Advert for Breeze at Market Lavington Museum

This card ad, for a product which keeps you beautifully country fresh, is cleverly made. It can be stored flat but with a bit of careful work the base opens out into a semicircle and the waterwheel becomes three dimensional. The advert becomes free standing then.

But what was Breeze? We believe it was a soap and the product was around in 1955. Adverts from that era seem to feature the words ‘country fresh’.

Before that it had been a Unilver washing detergent introduced in 1947.

Cleansing products with the name Breeze are still marketed by Unilver.

Say McVitie’s!

July 27, 2014

This is another of our adverts which came from Harry Hobbs shop which used to be just opposite the Green Dragon on High Street.

This one is different from all the others in being made of thin sheet metal folded around cardboard. Like other ads, it is delightful.

1950s advert from Harry Hobbs' 1950s shop

1950s advert from Harry Hobbs’ 1950s shop

We have quite a posh 1950s family – the lad even sports a bow tie. Mum has her tea and the girl of the family is persuading the family parrot to beg for a biscuit. Not any old biscuit, of course. The parrot must learn to give the name of the correct manufacturer.

Once again we have an item to bring back memories of a past era – already this ad is much loved by museum visitors.

Why not come and see this ad and others for real. Our museum is crammed with memorabilia – all about Market Lavington and Easterton, but of course, some items, like these adverts, have a much more general interest.

Another Harry Hobbs advert

July 12, 2014

 

We love the shop adverts that came from Harry’s High Street shop. They are popular with our visitors too. Today’s ad has been placed on our Hopkins loo cistern. It seemed an appropriate place.

1950s advert for Domestos from Harry Hobbs. shop

1950s advert for Domestos from Harry Hobbs. shop

Really, this needs a bottle of appropriate Domestos to complete the display.

We have a reminder here that we used to be greener than we might think we are today.
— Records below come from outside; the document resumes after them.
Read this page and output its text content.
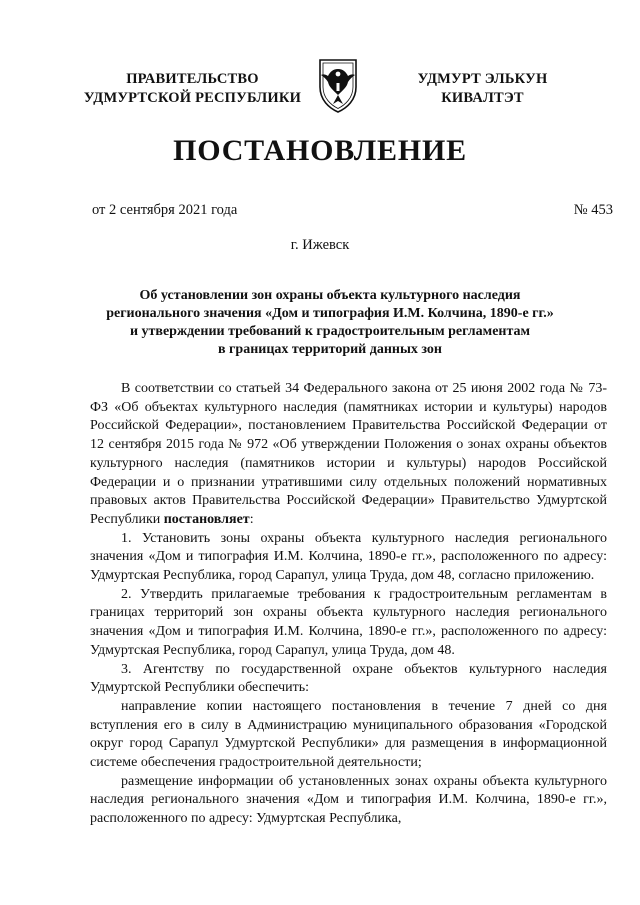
ПРАВИТЕЛЬСТВО
УДМУРТСКОЙ РЕСПУБЛИКИ
УДМУРТ ЭЛЬКУН
КИВАЛТЭТ
ПОСТАНОВЛЕНИЕ
от 2 сентября 2021 года	№ 453
г. Ижевск
Об установлении зон охраны объекта культурного наследия
регионального значения «Дом и типография И.М. Колчина, 1890-е гг.»
и утверждении требований к градостроительным регламентам
в границах территорий данных зон

В соответствии со статьей 34 Федерального закона от 25 июня 2002 года № 73-ФЗ «Об объектах культурного наследия (памятниках истории и культуры) народов Российской Федерации», постановлением Правительства Российской Федерации от 12 сентября 2015 года № 972 «Об утверждении Положения о зонах охраны объектов культурного наследия (памятников истории и культуры) народов Российской Федерации и о признании утратившими силу отдельных положений нормативных правовых актов Правительства Российской Федерации» Правительство Удмуртской Республики постановляет:

1. Установить зоны охраны объекта культурного наследия регионального значения «Дом и типография И.М. Колчина, 1890-е гг.», расположенного по адресу: Удмуртская Республика, город Сарапул, улица Труда, дом 48, согласно приложению.

2. Утвердить прилагаемые требования к градостроительным регламентам в границах территорий зон охраны объекта культурного наследия регионального значения «Дом и типография И.М. Колчина, 1890-е гг.», расположенного по адресу: Удмуртская Республика, город Сарапул, улица Труда, дом 48.

3. Агентству по государственной охране объектов культурного наследия Удмуртской Республики обеспечить:

направление копии настоящего постановления в течение 7 дней со дня вступления его в силу в Администрацию муниципального образования «Городской округ город Сарапул Удмуртской Республики» для размещения в информационной системе обеспечения градостроительной деятельности;

размещение информации об установленных зонах охраны объекта культурного наследия регионального значения «Дом и типография И.М. Колчина, 1890-е гг.», расположенного по адресу: Удмуртская Республика,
These days we dutifully put our used glass bottles in the skip where they get smashed to smithereens. The glass is then taken to a furnace to be melted and reformed – a huge cost in energy terms.

Back then, in the 1950s, we merely borrowed the bottle and paid a deposit (in this case tuppence (2d) for its safe return. When a van arrived at a shop with fresh supplies they could gather up the returned empties and take them back to the factory. They could be cleaned (which certainly meant some energy expenditure) and then reused.  What a sensible system! It even made kids pick up discarded bottles so they could get the deposit money back – an army of litter pickers!
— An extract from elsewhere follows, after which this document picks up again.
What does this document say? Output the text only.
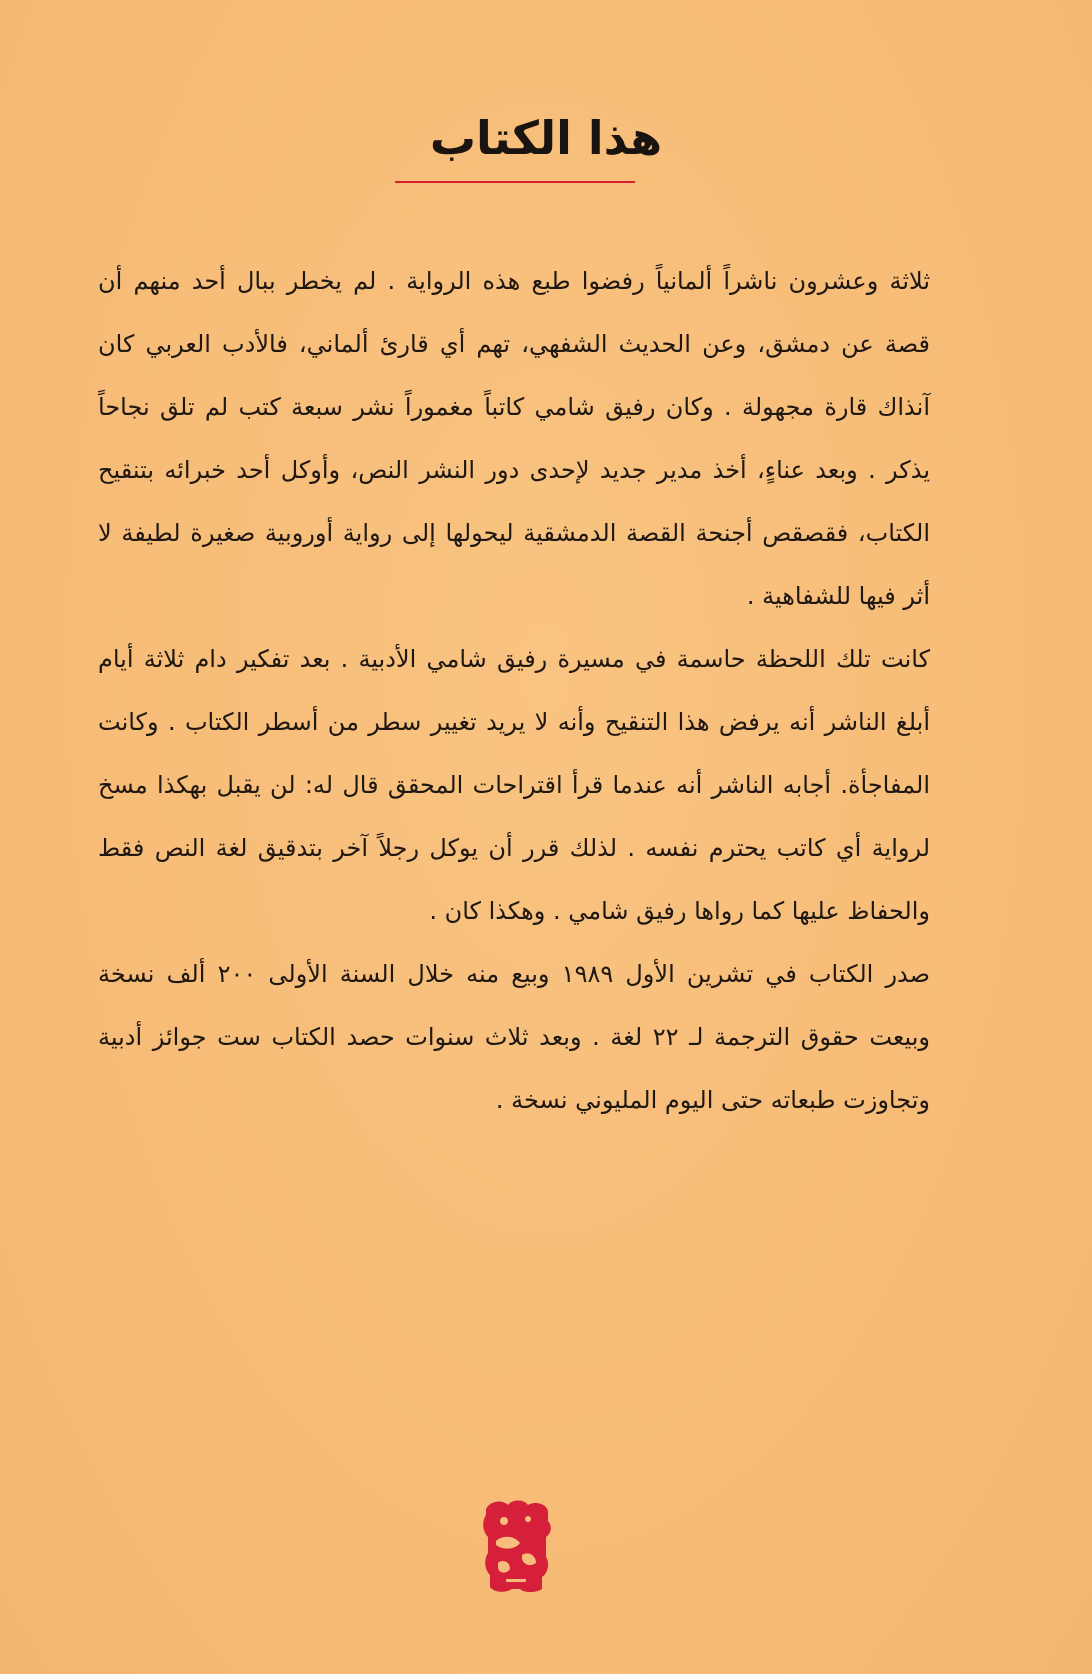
هذا الكتاب

ثلاثة وعشرون ناشراً ألمانياً رفضوا طبع هذه الرواية . لم يخطر ببال أحد منهم أن قصة عن دمشق، وعن الحديث الشفهي، تهم أي قارئ ألماني، فالأدب العربي كان آنذاك قارة مجهولة . وكان رفيق شامي كاتباً مغموراً نشر سبعة كتب لم تلق نجاحاً يذكر . وبعد عناءٍ، أخذ مدير جديد لإحدى دور النشر النص، وأوكل أحد خبرائه بتنقيح الكتاب، فقصقص أجنحة القصة الدمشقية ليحولها إلى رواية أوروبية صغيرة لطيفة لا أثر فيها للشفاهية .

كانت تلك اللحظة حاسمة في مسيرة رفيق شامي الأدبية . بعد تفكير دام ثلاثة أيام أبلغ الناشر أنه يرفض هذا التنقيح وأنه لا يريد تغيير سطر من أسطر الكتاب . وكانت المفاجأة. أجابه الناشر أنه عندما قرأ اقتراحات المحقق قال له: لن يقبل بهكذا مسخ لرواية أي كاتب يحترم نفسه . لذلك قرر أن يوكل رجلاً آخر بتدقيق لغة النص فقط والحفاظ عليها كما رواها رفيق شامي . وهكذا كان .

صدر الكتاب في تشرين الأول ١٩٨٩ وبيع منه خلال السنة الأولى ٢٠٠ ألف نسخة وبيعت حقوق الترجمة لـ ٢٢ لغة . وبعد ثلاث سنوات حصد الكتاب ست جوائز أدبية وتجاوزت طبعاته حتى اليوم المليوني نسخة .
So actually, to purchase your bottle of Domestos you’d need to pay over 1/3d but you’d get the tuppence back when you returned the empties.

It’s another lovely reminder of past times.

 

The Easterton Beast

July 4, 2014

Don’t worry. There is no such thing as ‘The Easterton Beast’ and as far as we know there never has been. This one has been created by some photographic fluke. This is really a photo of Easterton Street.
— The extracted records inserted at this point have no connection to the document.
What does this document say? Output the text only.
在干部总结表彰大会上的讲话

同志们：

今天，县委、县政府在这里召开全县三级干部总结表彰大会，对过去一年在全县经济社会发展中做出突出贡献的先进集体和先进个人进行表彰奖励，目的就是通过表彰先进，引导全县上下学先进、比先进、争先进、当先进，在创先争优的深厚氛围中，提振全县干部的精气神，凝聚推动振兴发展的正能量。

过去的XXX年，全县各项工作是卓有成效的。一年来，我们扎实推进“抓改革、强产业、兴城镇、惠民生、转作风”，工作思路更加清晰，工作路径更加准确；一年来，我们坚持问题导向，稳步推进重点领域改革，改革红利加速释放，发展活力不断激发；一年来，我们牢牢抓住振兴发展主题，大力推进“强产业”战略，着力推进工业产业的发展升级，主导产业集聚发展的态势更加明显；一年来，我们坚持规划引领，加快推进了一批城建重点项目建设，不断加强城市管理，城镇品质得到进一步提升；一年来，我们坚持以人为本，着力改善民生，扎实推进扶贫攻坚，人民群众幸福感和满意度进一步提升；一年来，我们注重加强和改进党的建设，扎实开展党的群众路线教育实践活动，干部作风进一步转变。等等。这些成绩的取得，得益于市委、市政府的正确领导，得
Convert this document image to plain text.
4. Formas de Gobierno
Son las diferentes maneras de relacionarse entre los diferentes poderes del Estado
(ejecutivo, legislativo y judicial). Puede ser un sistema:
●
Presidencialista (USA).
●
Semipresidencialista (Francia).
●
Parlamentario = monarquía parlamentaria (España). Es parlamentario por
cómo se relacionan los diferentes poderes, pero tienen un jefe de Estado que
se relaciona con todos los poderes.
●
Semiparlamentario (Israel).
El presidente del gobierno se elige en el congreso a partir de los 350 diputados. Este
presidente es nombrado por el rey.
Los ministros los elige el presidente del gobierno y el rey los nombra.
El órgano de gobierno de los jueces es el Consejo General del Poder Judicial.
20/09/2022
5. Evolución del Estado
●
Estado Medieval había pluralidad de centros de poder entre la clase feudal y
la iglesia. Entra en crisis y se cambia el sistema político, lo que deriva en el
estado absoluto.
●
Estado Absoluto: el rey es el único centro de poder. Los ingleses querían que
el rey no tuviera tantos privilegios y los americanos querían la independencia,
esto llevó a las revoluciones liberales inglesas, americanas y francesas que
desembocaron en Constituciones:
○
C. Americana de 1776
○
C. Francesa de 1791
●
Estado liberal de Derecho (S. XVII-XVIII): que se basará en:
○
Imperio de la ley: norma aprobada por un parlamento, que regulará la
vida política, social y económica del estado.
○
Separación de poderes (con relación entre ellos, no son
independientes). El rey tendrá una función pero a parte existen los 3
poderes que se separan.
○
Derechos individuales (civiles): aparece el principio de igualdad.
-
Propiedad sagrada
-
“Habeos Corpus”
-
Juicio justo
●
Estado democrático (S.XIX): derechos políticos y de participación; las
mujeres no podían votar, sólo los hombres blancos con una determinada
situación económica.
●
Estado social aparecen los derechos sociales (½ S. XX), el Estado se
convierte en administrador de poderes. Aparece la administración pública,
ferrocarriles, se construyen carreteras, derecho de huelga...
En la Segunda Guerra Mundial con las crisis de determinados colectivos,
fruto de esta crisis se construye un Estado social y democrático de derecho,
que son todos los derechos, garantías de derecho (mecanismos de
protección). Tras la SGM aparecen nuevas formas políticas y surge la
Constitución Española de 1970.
Easterton Street in the 1950s

Easterton Street in the 1950s

As we often do with street scenes, we find it looks very, very peaceful. Seemingly there’s not a car nor even a person in sight. But way down in the distance there is ‘the beast’. It looks like some kind of black animal.

Is that the Easterton beast?

Is that the Easterton beast?

Hmm! There’s one of life’s unexplained mysteries.. Let’s return to reality.

The large house on the left is The Grange. And beyond that we see Jubilee Cottages where we know James Sheppard lived, running his Tip-Top Bakery.

We believe this photo dates from the 1950s.